I know there are several approach depending on which are your goals. But we can agree that all the genome projects have at least a sequencing, an assembly, and annotation phases. How should this work done?
I am not entering in the details of which type of sequencer it is used and therefore which kind of processing follow, I want to know how this steps should work, and which tools can do it.
UPDATE: As pointed in by one answer the actual structure goes to DNA-seq to annotation, for Exome-seq, and RNA-seq to annotation it would be the same?
The steps I think that are in processing order are:
- Sequencing: Each company program
- Assembly: Galaxy, Maker
Once here we have a "finished" genome we can go to the annotation part, which in many cases it can be done in parallel:
- Genes(protein coding): Glimmer, Prodigal, August, Gene Mark
- Intron detection: RNAweasel
- RNA:
- tRNA: tRNAscan-SE, ARAGORN
- ncRNA: RNAspace, INFERNAL
- rRNA: RNAmmer, RDP, SSU-ALIGN
- Classification: RFAM
- Repeats: CRISPR
- Localitzation: SignalP, WolfPsort
- Proteins classification: GO, PFAM, KEGG, PSI-BLAST
Are this steps and tools correct?
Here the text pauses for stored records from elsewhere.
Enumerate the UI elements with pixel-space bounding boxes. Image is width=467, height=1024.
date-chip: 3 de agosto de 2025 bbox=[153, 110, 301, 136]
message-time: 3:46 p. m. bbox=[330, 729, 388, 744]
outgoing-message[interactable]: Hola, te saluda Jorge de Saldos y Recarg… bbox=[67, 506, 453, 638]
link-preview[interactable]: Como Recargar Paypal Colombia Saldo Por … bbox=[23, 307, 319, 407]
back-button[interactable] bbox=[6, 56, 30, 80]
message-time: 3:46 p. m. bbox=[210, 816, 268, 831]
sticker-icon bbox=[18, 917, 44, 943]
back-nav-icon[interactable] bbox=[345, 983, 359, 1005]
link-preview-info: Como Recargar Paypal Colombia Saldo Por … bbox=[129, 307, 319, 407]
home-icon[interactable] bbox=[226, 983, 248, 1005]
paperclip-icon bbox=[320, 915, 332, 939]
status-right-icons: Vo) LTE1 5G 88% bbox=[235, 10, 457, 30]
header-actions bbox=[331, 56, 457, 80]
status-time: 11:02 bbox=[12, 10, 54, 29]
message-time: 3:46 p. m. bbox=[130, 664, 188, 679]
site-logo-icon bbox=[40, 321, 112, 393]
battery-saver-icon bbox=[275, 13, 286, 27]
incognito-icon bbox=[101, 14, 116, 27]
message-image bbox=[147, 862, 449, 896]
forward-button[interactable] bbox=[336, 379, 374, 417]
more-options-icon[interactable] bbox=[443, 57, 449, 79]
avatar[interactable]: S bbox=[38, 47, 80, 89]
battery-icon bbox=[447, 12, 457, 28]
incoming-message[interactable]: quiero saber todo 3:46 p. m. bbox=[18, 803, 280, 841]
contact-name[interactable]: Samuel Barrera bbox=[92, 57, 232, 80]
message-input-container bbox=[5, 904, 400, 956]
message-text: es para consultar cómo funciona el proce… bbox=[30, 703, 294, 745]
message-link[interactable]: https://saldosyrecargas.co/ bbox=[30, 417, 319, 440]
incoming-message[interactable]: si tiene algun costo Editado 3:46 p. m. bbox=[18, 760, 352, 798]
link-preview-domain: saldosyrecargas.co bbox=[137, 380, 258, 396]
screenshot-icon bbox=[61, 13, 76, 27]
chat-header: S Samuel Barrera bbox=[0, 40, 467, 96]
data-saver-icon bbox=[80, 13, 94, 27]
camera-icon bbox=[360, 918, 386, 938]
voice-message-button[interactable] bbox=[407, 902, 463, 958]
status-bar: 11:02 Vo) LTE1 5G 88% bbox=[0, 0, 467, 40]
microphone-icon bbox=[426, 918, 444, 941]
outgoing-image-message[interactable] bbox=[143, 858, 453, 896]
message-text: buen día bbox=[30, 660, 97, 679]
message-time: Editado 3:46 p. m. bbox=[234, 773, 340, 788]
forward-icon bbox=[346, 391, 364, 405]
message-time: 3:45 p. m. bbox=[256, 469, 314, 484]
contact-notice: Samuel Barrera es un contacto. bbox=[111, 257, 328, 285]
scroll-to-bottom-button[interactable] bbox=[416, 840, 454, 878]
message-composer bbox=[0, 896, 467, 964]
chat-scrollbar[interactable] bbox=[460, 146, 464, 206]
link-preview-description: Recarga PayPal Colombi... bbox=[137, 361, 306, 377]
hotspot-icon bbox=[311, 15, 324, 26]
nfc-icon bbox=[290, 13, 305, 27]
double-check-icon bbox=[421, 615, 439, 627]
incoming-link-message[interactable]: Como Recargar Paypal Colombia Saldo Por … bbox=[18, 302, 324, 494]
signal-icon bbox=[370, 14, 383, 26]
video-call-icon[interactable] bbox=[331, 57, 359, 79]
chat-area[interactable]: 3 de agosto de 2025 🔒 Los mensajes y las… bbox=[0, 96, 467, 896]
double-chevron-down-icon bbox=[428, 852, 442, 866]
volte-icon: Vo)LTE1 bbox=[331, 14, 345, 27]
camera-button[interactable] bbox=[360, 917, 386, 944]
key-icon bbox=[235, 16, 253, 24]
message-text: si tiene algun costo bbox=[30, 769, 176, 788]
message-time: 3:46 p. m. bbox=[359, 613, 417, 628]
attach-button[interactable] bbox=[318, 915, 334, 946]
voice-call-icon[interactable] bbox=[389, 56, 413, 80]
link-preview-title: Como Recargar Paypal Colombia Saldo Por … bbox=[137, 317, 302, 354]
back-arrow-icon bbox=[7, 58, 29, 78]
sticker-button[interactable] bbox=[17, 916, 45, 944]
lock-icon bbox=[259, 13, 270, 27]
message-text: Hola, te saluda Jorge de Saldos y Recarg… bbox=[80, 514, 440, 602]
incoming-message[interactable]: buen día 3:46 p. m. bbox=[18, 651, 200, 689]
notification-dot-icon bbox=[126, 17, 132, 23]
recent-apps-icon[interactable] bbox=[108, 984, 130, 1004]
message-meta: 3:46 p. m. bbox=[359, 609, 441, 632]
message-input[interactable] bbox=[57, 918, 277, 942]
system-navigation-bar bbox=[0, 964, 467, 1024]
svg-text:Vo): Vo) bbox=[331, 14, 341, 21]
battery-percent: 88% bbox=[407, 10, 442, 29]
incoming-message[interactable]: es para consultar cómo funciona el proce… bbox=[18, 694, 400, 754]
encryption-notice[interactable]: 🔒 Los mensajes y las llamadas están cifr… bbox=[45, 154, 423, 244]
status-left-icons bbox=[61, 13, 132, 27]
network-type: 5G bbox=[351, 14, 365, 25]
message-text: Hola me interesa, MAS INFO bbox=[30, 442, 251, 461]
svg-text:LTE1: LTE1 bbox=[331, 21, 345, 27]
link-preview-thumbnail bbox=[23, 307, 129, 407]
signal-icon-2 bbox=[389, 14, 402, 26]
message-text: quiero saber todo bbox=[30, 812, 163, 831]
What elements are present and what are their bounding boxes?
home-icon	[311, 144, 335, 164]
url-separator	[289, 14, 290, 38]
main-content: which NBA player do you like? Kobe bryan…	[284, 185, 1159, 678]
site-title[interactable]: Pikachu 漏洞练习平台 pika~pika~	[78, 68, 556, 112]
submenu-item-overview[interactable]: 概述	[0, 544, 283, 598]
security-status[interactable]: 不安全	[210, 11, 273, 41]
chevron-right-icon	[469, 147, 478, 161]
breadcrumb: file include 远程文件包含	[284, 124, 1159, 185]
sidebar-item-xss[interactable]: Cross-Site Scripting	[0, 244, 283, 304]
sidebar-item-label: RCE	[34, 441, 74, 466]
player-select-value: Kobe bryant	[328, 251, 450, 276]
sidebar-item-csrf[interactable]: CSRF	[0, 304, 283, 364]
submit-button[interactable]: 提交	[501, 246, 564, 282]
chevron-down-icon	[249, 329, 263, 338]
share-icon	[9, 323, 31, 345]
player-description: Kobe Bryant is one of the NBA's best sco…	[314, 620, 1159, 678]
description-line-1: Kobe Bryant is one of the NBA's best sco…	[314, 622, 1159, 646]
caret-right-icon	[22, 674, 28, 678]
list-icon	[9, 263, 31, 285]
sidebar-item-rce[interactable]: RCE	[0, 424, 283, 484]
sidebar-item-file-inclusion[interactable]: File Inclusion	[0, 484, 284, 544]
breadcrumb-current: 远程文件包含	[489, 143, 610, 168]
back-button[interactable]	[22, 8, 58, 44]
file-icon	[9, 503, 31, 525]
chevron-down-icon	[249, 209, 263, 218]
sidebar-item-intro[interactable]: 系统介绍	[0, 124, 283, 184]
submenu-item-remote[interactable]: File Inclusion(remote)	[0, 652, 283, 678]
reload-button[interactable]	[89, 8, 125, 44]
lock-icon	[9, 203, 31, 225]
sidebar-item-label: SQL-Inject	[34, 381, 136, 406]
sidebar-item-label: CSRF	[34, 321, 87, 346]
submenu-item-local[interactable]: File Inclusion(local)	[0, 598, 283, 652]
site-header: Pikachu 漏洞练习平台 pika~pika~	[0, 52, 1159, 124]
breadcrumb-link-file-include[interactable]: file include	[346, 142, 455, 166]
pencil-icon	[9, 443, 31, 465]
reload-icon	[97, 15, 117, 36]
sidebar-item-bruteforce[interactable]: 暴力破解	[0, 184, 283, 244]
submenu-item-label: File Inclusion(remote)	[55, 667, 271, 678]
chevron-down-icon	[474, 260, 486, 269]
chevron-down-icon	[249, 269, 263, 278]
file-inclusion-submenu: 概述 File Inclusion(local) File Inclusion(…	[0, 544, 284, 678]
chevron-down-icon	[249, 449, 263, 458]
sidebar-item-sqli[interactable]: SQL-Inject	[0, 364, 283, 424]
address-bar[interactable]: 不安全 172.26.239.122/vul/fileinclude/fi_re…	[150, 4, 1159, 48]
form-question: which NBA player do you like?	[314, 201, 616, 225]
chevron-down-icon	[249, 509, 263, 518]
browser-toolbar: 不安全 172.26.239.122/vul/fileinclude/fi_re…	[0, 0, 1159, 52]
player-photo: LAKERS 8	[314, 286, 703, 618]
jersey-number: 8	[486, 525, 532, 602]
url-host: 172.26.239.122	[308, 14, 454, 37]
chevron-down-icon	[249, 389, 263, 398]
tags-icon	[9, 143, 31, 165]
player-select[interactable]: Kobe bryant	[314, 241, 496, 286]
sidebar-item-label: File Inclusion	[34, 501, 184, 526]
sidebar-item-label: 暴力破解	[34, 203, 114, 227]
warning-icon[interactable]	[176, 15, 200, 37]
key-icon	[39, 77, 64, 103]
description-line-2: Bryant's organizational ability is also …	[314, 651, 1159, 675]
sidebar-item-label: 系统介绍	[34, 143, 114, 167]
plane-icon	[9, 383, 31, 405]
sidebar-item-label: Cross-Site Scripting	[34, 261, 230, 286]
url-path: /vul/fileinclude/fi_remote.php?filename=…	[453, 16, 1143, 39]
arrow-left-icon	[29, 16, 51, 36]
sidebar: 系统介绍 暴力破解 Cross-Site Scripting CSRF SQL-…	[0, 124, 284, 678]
What can be added?
Doing an assembly on Galaxy is not a good idea, unless you are working on a small genome. Also check out http://www.yandell-lab.org/software/maker.html
So, aside from this, these pipeline should work good "in general". What other tool might I miss?
You could throw RNAweasel there for intron detection. Also, depending what you're sequencing, you might have to take into account the number of different genetic codes in quite a few occasions..
Added! This just affects when looking for putative proteins, and not all the genes finders translate the sequence to find if it is a protein coding region or not. But good point.